To construct the chart, an “X” is plotted for an increase in price, while an “O” is plotted for a decrease in price. For example, assume that the box size is $1 and the reversal size is $3. If the price rises by $1 on the first day, the analyst puts an X. On the next day, if the price increases by $2 the analyst plots 2 further Xs on top of the X already plotted. On the third day, if the price rises by $0.50, nothing is plotted on the chart (as the price change is lower than the box size). The analyst will continue to mark Xs in the same column whenever the price increases by more than $1 on a given trading day until a reversal occurs. A reversal would occur in this case when the price falls by $3 or more. When a reversal occurs the analyst would move over to the next column and start marking Os. The first box to be filled with an O would be the one to the right and below the highest X in the previous column. (See Figure 2-6.)

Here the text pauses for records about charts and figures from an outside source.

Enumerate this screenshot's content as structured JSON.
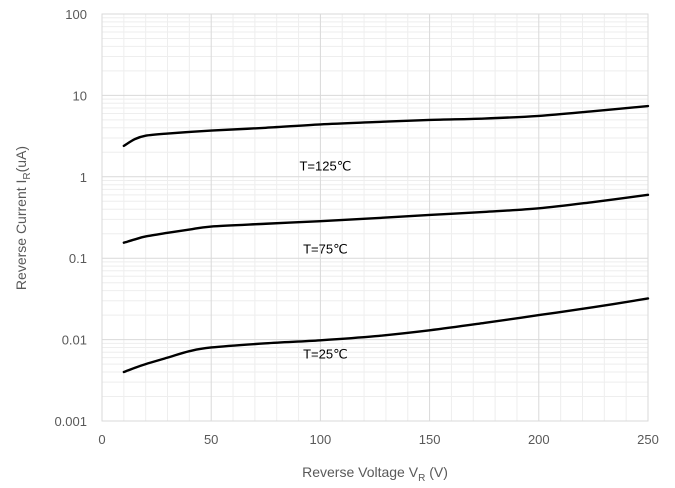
{
  "chart_data": {
    "type": "line",
    "title": "",
    "xlabel": "Reverse Voltage V",
    "xlabel_sub": "R",
    "xlabel_unit": " (V)",
    "ylabel": "Reverse Current I",
    "ylabel_sub": "R",
    "ylabel_unit": "(uA)",
    "xlim": [
      0,
      250
    ],
    "ylim": [
      0.001,
      100
    ],
    "yscale": "log",
    "x_ticks": [
      "0",
      "50",
      "100",
      "150",
      "200",
      "250"
    ],
    "x_tick_values": [
      0,
      50,
      100,
      150,
      200,
      250
    ],
    "y_ticks": [
      "0.001",
      "0.01",
      "0.1",
      "1",
      "10",
      "100"
    ],
    "y_tick_values": [
      0.001,
      0.01,
      0.1,
      1,
      10,
      100
    ],
    "grid": true,
    "line_color": "#000000",
    "series": [
      {
        "label": "T=125℃",
        "label_at": [
          100,
          1.2
        ],
        "points": [
          [
            10,
            2.4
          ],
          [
            15,
            2.9
          ],
          [
            20,
            3.2
          ],
          [
            30,
            3.4
          ],
          [
            50,
            3.7
          ],
          [
            75,
            4.0
          ],
          [
            100,
            4.4
          ],
          [
            125,
            4.7
          ],
          [
            150,
            5.0
          ],
          [
            175,
            5.2
          ],
          [
            200,
            5.6
          ],
          [
            225,
            6.4
          ],
          [
            250,
            7.4
          ]
        ]
      },
      {
        "label": "T=75℃",
        "label_at": [
          100,
          0.115
        ],
        "points": [
          [
            10,
            0.155
          ],
          [
            15,
            0.17
          ],
          [
            20,
            0.185
          ],
          [
            30,
            0.205
          ],
          [
            40,
            0.225
          ],
          [
            50,
            0.245
          ],
          [
            75,
            0.265
          ],
          [
            100,
            0.285
          ],
          [
            125,
            0.31
          ],
          [
            150,
            0.34
          ],
          [
            175,
            0.37
          ],
          [
            200,
            0.41
          ],
          [
            225,
            0.49
          ],
          [
            250,
            0.6
          ]
        ]
      },
      {
        "label": "T=25℃",
        "label_at": [
          100,
          0.0059
        ],
        "points": [
          [
            10,
            0.004
          ],
          [
            15,
            0.0045
          ],
          [
            20,
            0.005
          ],
          [
            30,
            0.006
          ],
          [
            40,
            0.0072
          ],
          [
            50,
            0.008
          ],
          [
            75,
            0.009
          ],
          [
            100,
            0.0098
          ],
          [
            125,
            0.011
          ],
          [
            150,
            0.013
          ],
          [
            175,
            0.016
          ],
          [
            200,
            0.02
          ],
          [
            225,
            0.025
          ],
          [
            250,
            0.032
          ]
        ]
      }
    ]
  }
}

Box and figure charts are useful as they highlight the prices at which trends change (when the columns change), as well as price levels at which the security most frequently trades (congestion areas). Long, sustained price movements are represented by long columns of Xs and Os.

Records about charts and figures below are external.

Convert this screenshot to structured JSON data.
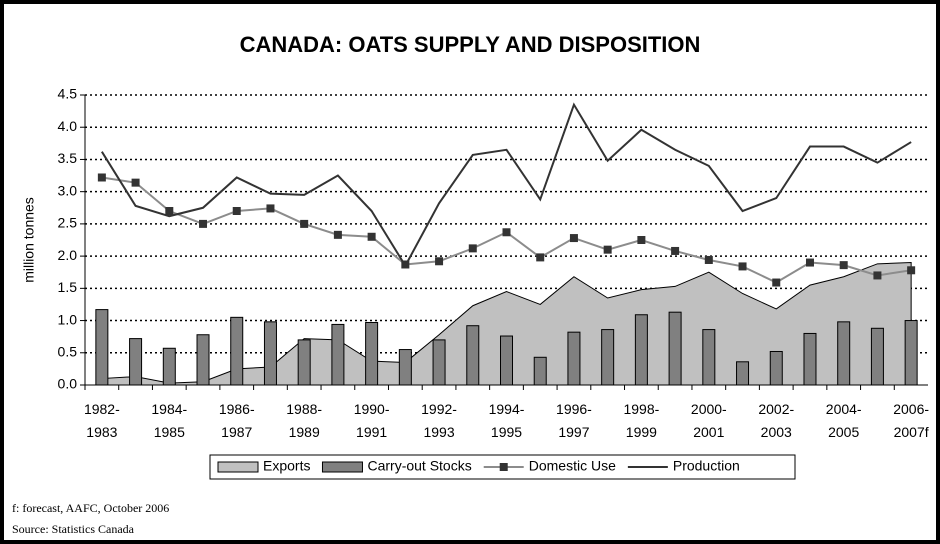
{
  "chart_data": {
    "type": "combo",
    "title": "CANADA: OATS SUPPLY AND DISPOSITION",
    "y_label": "million tonnes",
    "categories": [
      "1982-\n1983",
      null,
      "1984-\n1985",
      null,
      "1986-\n1987",
      null,
      "1988-\n1989",
      null,
      "1990-\n1991",
      null,
      "1992-\n1993",
      null,
      "1994-\n1995",
      null,
      "1996-\n1997",
      null,
      "1998-\n1999",
      null,
      "2000-\n2001",
      null,
      "2002-\n2003",
      null,
      "2004-\n2005",
      null,
      "2006-\n2007f"
    ],
    "series": [
      {
        "name": "Exports",
        "type": "area",
        "color": "#c0c0c0",
        "values": [
          0.1,
          0.13,
          0.03,
          0.05,
          0.25,
          0.28,
          0.72,
          0.7,
          0.37,
          0.35,
          0.78,
          1.23,
          1.45,
          1.25,
          1.68,
          1.35,
          1.48,
          1.53,
          1.75,
          1.42,
          1.18,
          1.55,
          1.68,
          1.88,
          1.9
        ]
      },
      {
        "name": "Carry-out Stocks",
        "type": "bar",
        "color": "#808080",
        "values": [
          1.17,
          0.72,
          0.57,
          0.78,
          1.05,
          0.98,
          0.7,
          0.94,
          0.97,
          0.55,
          0.7,
          0.92,
          0.76,
          0.43,
          0.82,
          0.86,
          1.09,
          1.13,
          0.86,
          0.36,
          0.52,
          0.8,
          0.98,
          0.88,
          1.0
        ]
      },
      {
        "name": "Domestic Use",
        "type": "line",
        "marker": "square",
        "color": "#8c8c8c",
        "values": [
          3.22,
          3.14,
          2.7,
          2.5,
          2.7,
          2.74,
          2.5,
          2.33,
          2.3,
          1.87,
          1.92,
          2.12,
          2.37,
          1.98,
          2.28,
          2.1,
          2.25,
          2.08,
          1.94,
          1.84,
          1.59,
          1.9,
          1.86,
          1.7,
          1.78
        ]
      },
      {
        "name": "Production",
        "type": "line",
        "color": "#333333",
        "values": [
          3.62,
          2.78,
          2.62,
          2.75,
          3.22,
          2.97,
          2.95,
          3.25,
          2.7,
          1.85,
          2.82,
          3.57,
          3.65,
          2.88,
          4.35,
          3.48,
          3.96,
          3.65,
          3.4,
          2.7,
          2.9,
          3.7,
          3.7,
          3.45,
          3.77
        ]
      }
    ],
    "ylim": [
      0,
      4.5
    ],
    "yticks": [
      {
        "value": 0,
        "label": "0.0"
      },
      0.5,
      {
        "value": 1,
        "label": "1.0"
      },
      1.5,
      {
        "value": 2,
        "label": "2.0"
      },
      2.5,
      {
        "value": 3,
        "label": "3.0"
      },
      3.5,
      {
        "value": 4,
        "label": "4.0"
      },
      4.5
    ],
    "grid": true,
    "legend": "bottom",
    "notes": [
      "f: forecast, AAFC, October 2006",
      "Source:  Statistics Canada"
    ]
  }
}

In Technical Analysis, point and figure charts, what is the point of having a multi-box reversal size?
The point of having a multi‐box reversal size is to ignore the short‐term price volatility or noise that does not alter the long‐term price trend.
Technical Analysis: Scale
The vertical axis on any of the charts that we have already discussed can be constructed with a linear (arithmetic) scale or a logarithmic scale. A linear scale is more appropriate when the data fluctuate within a narrow range (see Figure 2-7). In a logarithmic scale, percentage changes are plotted on the vertical axis. They are more appropriate when the range of data is larger (see Figure 2-8). Time is plotted on the horizontal axis. The length of the time period depends on the underlying data and the purpose of the chart. Active traders typically prefer shorter time intervals.
Technical Analysis: Describe a linear scale chart (Chart)
Technical Analysis: Describe a logarithmic scale chart (Chart)
Technical Analysis: Volume
Volume is used by technicians as a barometer of the strength of a trend. Volume‐related information is typically included at the bottom of most charts (see Figure 2-9).
If a security’s price is increasing with increasing volumes, it shows that more and more investors are purchasing the stock at higher prices. This indicates that the trend is expected to continue as the two indicators “confirm” each other.
If a security’s price is rising with declining volumes (the two indicators are diverging), it suggests that the trend is losing momentum as fewer investors are willing to buy at higher prices.
Technical Analysis: Explain a daily price chart and volume bar chart (Chart)
Technical Analysis: Time Intervals
Charts can be constructed using any time interval. The decision regarding which interval to use varies across the nature of trading—short-term investors may create charts with intervals less than a minute long, while longer-term investors may use charts with intervals as long as one year.